At Unitus Seed Fund, our filter systems run on max power – every company that enters our pipeline goes through an intensive screening process. We check the basics of innovation, creativity and whether or not it helps those at the base of the economic pyramid. But our key filter is scalability. Companies, in order to be successful and impactful, have to be scalable. What’s the point of having an awesome pediatric clinic if you can only reach 100 kids? How much better would it be if you could reach 100,000 or 10 million?
One of our recent health care investments, Welcare, has the potential to serve hundreds of thousands, with affordable eye-screening services saving thousands of people from going blind. A patient arrives in one of their 20 screening centers and has their eyes quickly screened by a locally trained technician. Using the machine’s Internet connection, the technician sends the images to a certified ophthalmologist who remotely reviews and reports back the diagnosis. This greatly reduces the operating costs, allowing eye screenings to be offered at an affordable price.
(An eye screening at Welcare, left. Photo courtesy of Unitus Seed Fund)

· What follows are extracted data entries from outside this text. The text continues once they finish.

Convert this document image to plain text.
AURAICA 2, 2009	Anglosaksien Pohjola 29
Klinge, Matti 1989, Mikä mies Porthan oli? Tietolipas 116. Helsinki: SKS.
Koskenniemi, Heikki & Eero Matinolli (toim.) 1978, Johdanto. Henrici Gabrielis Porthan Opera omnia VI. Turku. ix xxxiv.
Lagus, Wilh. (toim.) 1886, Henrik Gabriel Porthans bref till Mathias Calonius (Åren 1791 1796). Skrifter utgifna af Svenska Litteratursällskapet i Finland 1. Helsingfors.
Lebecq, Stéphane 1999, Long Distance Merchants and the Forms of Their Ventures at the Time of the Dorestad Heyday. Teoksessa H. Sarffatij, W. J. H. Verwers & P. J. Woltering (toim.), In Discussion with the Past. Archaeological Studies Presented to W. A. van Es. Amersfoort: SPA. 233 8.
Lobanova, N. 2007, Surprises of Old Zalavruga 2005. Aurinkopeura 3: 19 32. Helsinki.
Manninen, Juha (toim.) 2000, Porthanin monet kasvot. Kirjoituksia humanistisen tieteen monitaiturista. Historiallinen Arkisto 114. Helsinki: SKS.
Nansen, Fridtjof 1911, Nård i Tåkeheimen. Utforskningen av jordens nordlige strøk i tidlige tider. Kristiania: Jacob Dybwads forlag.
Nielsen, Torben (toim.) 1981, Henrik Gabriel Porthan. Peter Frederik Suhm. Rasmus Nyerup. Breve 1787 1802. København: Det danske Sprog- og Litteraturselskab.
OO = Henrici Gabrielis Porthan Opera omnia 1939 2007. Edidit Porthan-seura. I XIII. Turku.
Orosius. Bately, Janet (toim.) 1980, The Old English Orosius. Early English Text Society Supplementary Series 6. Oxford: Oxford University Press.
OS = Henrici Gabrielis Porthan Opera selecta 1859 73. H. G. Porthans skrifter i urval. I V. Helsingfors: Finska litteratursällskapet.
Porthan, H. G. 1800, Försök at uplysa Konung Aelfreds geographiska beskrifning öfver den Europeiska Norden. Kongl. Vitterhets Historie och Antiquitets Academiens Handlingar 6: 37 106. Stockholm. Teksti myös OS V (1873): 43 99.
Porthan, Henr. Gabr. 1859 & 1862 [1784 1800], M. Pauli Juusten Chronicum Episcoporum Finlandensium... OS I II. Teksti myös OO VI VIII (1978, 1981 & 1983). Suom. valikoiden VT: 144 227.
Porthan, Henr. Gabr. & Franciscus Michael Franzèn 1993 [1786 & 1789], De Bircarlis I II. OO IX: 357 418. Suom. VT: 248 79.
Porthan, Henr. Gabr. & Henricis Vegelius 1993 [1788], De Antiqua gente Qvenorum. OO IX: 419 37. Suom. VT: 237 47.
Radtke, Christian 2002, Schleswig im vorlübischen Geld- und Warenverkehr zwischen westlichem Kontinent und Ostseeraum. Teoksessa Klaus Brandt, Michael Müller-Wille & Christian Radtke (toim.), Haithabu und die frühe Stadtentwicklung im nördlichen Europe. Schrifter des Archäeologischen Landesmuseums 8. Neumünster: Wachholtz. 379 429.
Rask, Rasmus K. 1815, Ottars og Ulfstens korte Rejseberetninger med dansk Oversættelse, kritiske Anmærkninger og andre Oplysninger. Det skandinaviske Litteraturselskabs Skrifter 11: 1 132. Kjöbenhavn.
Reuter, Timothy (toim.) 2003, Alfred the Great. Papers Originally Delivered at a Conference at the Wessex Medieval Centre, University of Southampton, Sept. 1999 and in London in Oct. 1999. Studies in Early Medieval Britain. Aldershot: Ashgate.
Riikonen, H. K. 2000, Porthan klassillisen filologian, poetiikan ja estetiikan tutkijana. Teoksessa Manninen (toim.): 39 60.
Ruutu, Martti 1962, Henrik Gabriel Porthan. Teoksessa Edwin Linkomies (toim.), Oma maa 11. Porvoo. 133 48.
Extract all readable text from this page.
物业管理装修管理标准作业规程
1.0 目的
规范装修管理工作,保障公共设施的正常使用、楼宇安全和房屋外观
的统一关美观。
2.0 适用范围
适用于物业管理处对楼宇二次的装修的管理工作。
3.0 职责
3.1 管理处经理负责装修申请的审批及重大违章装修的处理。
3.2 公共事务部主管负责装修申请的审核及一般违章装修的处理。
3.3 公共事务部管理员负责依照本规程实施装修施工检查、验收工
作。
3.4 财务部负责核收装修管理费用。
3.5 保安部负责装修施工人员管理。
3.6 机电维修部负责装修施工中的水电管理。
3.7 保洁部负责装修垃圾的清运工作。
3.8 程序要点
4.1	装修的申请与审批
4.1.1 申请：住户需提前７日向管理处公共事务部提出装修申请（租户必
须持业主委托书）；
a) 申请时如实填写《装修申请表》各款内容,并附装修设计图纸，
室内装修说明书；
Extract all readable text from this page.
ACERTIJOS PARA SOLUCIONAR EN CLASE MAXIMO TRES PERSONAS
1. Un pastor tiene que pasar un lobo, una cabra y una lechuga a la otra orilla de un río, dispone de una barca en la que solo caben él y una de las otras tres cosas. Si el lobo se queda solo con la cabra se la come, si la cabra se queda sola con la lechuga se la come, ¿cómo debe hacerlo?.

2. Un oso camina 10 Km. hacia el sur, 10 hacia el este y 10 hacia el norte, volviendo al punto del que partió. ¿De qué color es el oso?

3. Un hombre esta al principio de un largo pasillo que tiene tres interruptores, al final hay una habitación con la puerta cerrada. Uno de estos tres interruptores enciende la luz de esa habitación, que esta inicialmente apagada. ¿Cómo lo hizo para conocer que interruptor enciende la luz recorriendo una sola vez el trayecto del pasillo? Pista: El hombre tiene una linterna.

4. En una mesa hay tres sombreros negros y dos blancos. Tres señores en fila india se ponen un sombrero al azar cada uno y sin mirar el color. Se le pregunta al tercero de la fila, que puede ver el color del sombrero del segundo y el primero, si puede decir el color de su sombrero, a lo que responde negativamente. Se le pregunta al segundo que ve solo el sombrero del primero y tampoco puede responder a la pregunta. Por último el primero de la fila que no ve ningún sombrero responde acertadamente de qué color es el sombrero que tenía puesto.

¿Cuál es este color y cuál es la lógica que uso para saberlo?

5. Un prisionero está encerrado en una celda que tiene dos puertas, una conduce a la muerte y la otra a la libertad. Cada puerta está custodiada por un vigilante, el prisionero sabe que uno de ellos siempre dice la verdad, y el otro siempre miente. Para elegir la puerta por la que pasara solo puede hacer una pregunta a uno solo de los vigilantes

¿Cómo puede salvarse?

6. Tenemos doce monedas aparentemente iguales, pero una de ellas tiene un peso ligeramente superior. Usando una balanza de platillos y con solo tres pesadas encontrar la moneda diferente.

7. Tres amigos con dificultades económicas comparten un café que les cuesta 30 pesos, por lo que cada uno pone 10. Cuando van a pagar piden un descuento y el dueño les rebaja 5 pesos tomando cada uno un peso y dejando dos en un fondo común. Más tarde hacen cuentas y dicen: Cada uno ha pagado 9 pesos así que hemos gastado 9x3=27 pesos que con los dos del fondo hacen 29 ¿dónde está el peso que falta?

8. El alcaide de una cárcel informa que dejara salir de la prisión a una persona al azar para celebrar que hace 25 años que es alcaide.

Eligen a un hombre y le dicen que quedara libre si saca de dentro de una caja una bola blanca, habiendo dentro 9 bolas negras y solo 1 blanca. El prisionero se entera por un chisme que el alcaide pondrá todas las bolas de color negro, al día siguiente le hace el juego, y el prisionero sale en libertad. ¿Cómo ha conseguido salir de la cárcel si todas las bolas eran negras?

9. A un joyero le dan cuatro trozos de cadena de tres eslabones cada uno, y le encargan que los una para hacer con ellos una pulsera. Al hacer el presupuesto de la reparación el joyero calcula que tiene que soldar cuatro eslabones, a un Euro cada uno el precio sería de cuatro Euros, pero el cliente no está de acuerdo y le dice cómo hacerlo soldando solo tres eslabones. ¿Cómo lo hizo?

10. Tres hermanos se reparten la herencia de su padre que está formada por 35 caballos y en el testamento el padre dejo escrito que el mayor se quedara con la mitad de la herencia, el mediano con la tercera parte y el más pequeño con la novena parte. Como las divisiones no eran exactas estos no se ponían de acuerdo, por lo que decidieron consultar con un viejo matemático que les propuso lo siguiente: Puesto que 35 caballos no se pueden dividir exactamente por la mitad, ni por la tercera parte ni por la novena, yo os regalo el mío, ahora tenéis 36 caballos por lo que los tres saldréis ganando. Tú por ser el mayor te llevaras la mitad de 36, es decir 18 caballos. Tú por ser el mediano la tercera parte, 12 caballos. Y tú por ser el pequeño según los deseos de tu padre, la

The location of the eye-screening center also plays an important role in reducing costs for patients. All centers are located within diabetes clinics or general hospitals to allow for on-premise, immediate screening. This company combines the best of both worlds – an affordable solution for the BoP and a way to scale to impact hundreds of thousands more.
Companies like this one will make the dynamic change that is necessary. So from one impatient optimist to another – let the innovative solutions roll!
Shreya Shirude is the digital marketing manager at Unitus Seed Fund.